Given the political pressure already being exerted, it’s difficult to
see how congressional leaders can avoid spending a new $2 billion to
keep the auto rebates alive. Replenishing the DoE fund would take place
in a separate vote later this year, however, making it easier for
lawmakers to claim they’re not adding to the deficit with this week’s
"clunkers" vote.

  • David Galvan

    “But you would need a microscope to see the demand impact for gasoline from this program because it involves a relatively small number of vehicles.

    Well duh. There are a lot of cars in this country. That’s like saying that individuals shouldn’t bother making the decision to give up their cars and take public transit, since only a small percentage of the U.S. population would make that change, and hence it wouldn’t have a significant impact on the oil consumption of the entire country.
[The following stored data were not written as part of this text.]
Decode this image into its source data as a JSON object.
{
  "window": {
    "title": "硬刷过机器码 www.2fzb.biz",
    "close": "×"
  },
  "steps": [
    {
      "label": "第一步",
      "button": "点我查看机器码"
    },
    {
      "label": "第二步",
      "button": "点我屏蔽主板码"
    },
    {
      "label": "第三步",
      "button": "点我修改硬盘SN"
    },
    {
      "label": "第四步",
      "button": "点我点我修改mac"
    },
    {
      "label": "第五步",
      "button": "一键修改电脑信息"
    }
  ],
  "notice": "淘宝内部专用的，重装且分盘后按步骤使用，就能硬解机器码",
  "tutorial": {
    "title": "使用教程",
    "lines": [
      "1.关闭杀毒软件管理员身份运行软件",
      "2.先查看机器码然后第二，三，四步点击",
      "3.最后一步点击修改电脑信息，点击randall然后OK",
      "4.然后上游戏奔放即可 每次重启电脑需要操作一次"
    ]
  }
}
Funny, I don’t normally see posts on this blog that frame pro-transit news items in that way. It’s just the car fuel efficiency stories that get that treatment.
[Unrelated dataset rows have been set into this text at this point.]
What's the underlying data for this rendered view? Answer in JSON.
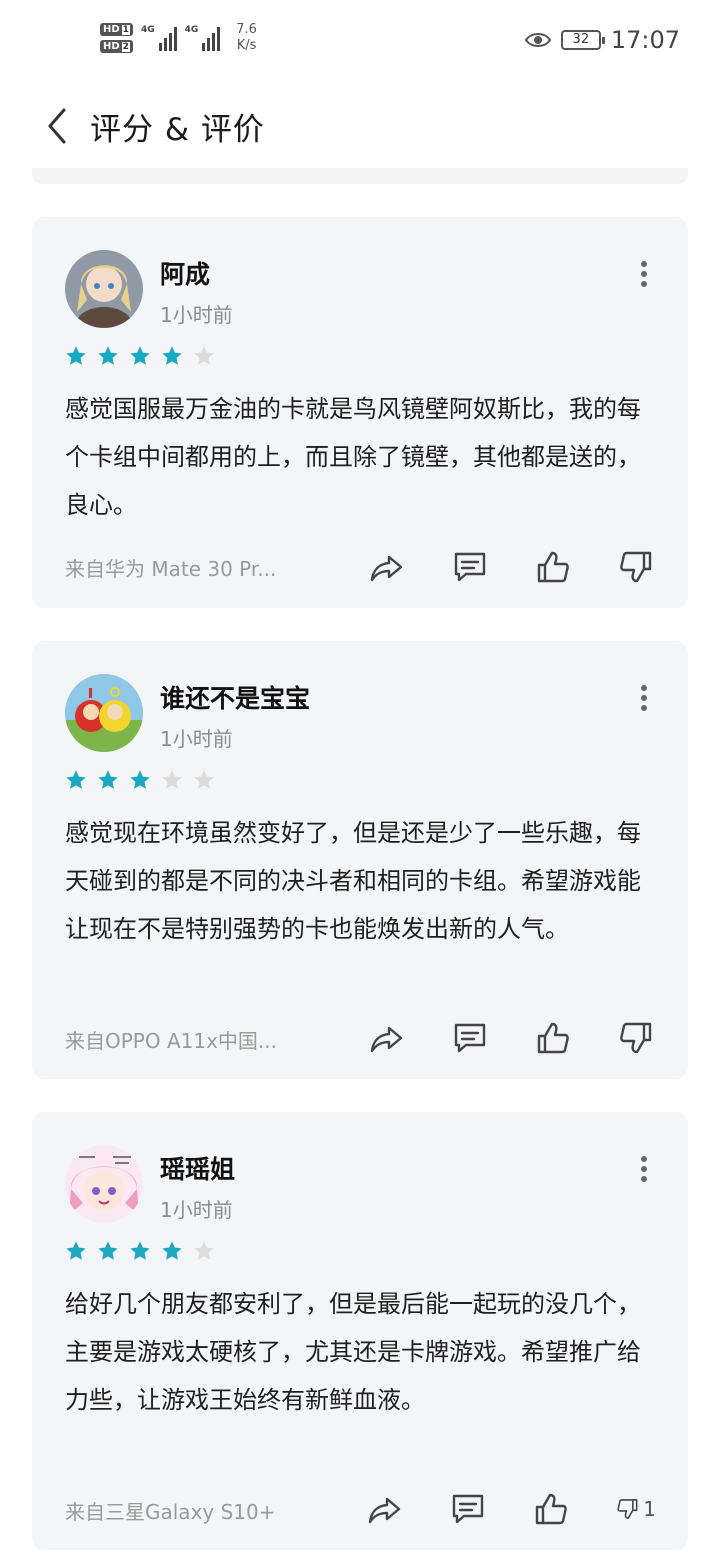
{
  "status_bar": {
    "sim1": "HD",
    "sim1_slot": "1",
    "sim2": "HD",
    "sim2_slot": "2",
    "net1": "4G",
    "net2": "4G",
    "speed_value": "7.6",
    "speed_unit": "K/s",
    "battery": "32",
    "time": "17:07"
  },
  "header": {
    "title": "评分 & 评价"
  },
  "colors": {
    "star_filled": "#1aa9c1",
    "star_empty": "#dcdcdc",
    "card_bg": "#f4f5f7"
  },
  "reviews": [
    {
      "name": "阿成",
      "time": "1小时前",
      "rating": 4,
      "text": "感觉国服最万金油的卡就是鸟风镜壁阿奴斯比，我的每个卡组中间都用的上，而且除了镜壁，其他都是送的，良心。",
      "device": "来自华为 Mate 30 Pr...",
      "dislike_count": ""
    },
    {
      "name": "谁还不是宝宝",
      "time": "1小时前",
      "rating": 3,
      "text": "感觉现在环境虽然变好了，但是还是少了一些乐趣，每天碰到的都是不同的决斗者和相同的卡组。希望游戏能让现在不是特别强势的卡也能焕发出新的人气。",
      "device": "来自OPPO A11x中国...",
      "dislike_count": ""
    },
    {
      "name": "瑶瑶姐",
      "time": "1小时前",
      "rating": 4,
      "text": "给好几个朋友都安利了，但是最后能一起玩的没几个，主要是游戏太硬核了，尤其还是卡牌游戏。希望推广给力些，让游戏王始终有新鲜血液。",
      "device": "来自三星Galaxy S10+",
      "dislike_count": "1"
    }
  ]
}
    Look, there are something on the order of 247 million registered motor vehicles in the U.S. (including cars, trucks, buses, privately, commercially, and publicly owned). From :
    http://www.fhwa.dot.gov/policyinformation/statistics/2007/mv1.cfm

    The clunkers program replaced 250,000 low mpg cars last week with 250,000 higher mpg cars. 250,000 / 247,000,000 = 0.001 = 0.1%

    So the program upgraded about 0.1% (one one thousandth) of the nation’s registered motor vehicles last week. Since we only improved the gas mileage of those cars (instead of eliminating the cars altogether), it should be no surprise that the impact on our NATIONAL gasoline consumption is about half that, or 0.05%.
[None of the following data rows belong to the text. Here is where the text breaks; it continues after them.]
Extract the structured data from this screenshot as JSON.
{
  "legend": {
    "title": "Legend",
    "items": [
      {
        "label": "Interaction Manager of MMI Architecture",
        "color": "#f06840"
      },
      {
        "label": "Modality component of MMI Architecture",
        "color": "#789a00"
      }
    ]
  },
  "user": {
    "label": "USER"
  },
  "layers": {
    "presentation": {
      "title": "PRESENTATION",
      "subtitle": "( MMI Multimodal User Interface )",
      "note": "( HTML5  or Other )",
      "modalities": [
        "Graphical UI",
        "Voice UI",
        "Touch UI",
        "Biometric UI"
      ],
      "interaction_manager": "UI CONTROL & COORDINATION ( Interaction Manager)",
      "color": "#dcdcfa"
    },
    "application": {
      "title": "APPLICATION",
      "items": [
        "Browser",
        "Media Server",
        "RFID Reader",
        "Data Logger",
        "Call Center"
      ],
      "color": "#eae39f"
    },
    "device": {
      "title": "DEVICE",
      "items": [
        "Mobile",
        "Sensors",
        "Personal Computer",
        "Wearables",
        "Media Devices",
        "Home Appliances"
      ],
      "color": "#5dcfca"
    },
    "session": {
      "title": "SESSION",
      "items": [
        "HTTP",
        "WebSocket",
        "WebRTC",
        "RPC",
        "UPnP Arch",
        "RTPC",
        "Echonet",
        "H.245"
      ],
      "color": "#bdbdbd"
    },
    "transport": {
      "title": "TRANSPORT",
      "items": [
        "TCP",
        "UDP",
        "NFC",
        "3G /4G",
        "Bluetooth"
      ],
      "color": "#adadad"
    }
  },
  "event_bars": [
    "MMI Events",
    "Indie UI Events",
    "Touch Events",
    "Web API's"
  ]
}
    What were people expecting, here? To reduce our total NATIONAL gasoline consumption by half in one week? Give me a break.

    But it sure as hell is better than doing nothing, and by all acounts most of these upgrades were made by buyers who would not be buying new cars if not for this program. And I would bet good money that the reduction in gas/oil consumption resulting from this program is far larger than the reduction in gas/oil consumption resulting from all the other public transit / bicycle initiative programs that have been / will be carried out this year nationwide. So everyone should feel free to poo-poo this program, as long as they are willing to minimize the contribution of individuals deciding to bike or take the bus instead of drive as well.

  • angle

    Thanks to “Cash For Clunkers”, we got four grand for that ’95 Pontiac that we barely drive anymore. The mechanic says it only has about three or four months left on the transmission – I think we got rid of it just in time! Our new car actually has a GPS and a built-in dock for my iPod! OK, so how long am I going to have to wait for a government subsidy to replace my crappy old 19″ TV with a new, efficient flatscreen? My computer is a few years old now, too, and I bet a new one would save some energy – come on, Uncle Sam, fork over some seed money so I can get new stuff, already!

    Hey, it’s all good – stimulate the economy, save some jobs, save a little energy – pretty soon, America’s back to a healthy, growing economy!

    Wait, what’s that… there’s no more money for additional stimulus programs? Now I have to take a pay cut or lose my job? And my credit is maxed out?

    Man, why is food so expensive?

  • David Galvan

    So, if I can read through your sarcasm, you’re saying that it is ridiculous and irresponsible to spend $3 Billion to help americans nationwide get more fuel efficient cars. It is, however, completely reasonable to expect the federal government to give $5-10 Billion to the city of Los Angeles to accelerate the purple line extension, right?